NOP: Zion crushes the Cavs potential, though NOP seems intent on frittering away their remaining draft capital.
Memphis: Well ahead of the Cavs in productive young players with high ceilings. Mobley has to pan out in a big way to close this gap or JJJ has to continue to struggle with injuries.
This approach puts the Cavs potential in a bit more of a sobering light. Their rebuild luck has been below average in a league where average luck is bad. They have yet to land a top two pick and only have a single top 4 pick, and their tear down only netted them one lottery pick in value from Kyrie. Zion and Ja shifted their respective franchises in a single selection, Luka is so damn good Dallas isn’t even on the rebuild list in his 3rd year. Not to cry over spilled milk, but had their 2016 and 2017 picks been swapped in position they could have had Trey Young or possibly been the team that traded up for Luka. You have to play the hand you are dealt but that requires actually examining the hand.
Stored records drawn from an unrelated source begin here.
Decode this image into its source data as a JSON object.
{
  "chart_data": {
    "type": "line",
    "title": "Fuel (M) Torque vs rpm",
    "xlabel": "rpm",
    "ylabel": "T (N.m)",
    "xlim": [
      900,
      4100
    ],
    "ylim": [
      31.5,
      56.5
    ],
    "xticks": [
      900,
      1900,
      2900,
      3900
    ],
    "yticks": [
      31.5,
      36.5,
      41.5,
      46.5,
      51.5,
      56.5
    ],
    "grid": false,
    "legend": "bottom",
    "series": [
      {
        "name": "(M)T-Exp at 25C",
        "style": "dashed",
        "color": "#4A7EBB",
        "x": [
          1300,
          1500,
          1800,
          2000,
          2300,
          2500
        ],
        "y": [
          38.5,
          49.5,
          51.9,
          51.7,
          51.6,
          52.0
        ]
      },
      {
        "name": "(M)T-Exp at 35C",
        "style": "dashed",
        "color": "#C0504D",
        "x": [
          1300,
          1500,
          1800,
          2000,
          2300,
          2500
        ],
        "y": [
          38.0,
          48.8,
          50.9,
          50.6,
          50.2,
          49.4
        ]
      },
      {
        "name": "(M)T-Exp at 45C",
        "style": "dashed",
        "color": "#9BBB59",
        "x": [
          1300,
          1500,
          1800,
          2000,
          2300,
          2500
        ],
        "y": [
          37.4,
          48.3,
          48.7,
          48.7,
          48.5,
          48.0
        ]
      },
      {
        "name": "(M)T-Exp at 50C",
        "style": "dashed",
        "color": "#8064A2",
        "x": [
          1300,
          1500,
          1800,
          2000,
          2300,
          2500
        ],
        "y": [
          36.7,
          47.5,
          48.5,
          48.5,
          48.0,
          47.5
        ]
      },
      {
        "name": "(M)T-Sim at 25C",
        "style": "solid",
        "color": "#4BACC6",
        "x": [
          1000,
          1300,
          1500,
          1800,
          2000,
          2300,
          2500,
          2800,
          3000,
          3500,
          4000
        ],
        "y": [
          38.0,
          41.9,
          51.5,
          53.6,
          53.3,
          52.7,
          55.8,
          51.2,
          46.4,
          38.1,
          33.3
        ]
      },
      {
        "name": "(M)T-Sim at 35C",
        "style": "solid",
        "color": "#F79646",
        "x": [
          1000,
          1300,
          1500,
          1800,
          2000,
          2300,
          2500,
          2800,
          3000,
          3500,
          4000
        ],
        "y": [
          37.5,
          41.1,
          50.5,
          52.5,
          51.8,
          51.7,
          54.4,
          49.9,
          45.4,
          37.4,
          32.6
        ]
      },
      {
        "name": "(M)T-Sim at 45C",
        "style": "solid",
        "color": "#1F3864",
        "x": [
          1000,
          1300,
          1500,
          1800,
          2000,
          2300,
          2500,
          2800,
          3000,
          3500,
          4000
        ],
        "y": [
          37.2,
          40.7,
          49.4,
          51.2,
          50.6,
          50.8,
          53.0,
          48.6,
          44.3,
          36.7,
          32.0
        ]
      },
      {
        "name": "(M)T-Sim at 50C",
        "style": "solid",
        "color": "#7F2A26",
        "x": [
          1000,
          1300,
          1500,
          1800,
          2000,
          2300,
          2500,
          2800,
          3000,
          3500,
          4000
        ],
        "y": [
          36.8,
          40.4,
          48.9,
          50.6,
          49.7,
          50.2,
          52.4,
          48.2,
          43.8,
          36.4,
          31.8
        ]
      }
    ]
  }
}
Looking at rebuilds makes it clear that the Cavs need to seek out more chances for positive variance. They should ride Sexton not because he is going to be the next Bradley Beal, but because they desperately need someone to make that level of leap. They need to hang onto Garland not because he is Steve Nash reincarnate, but because you aren’t getting a Steve Nash level player any other way in the near term.
This is emphatically not to say that the Cavs future isn’t bright, Garland and Sexton both give support to the notion that this front office is good at identifying players with upside, they did just land the #3 pick in a draft with at least 3 strong prospects, and they haven’t dumped future assets into getting off past poor/unlucky decisions (Love) so they still have bites at the apple or trade fodder coming every year.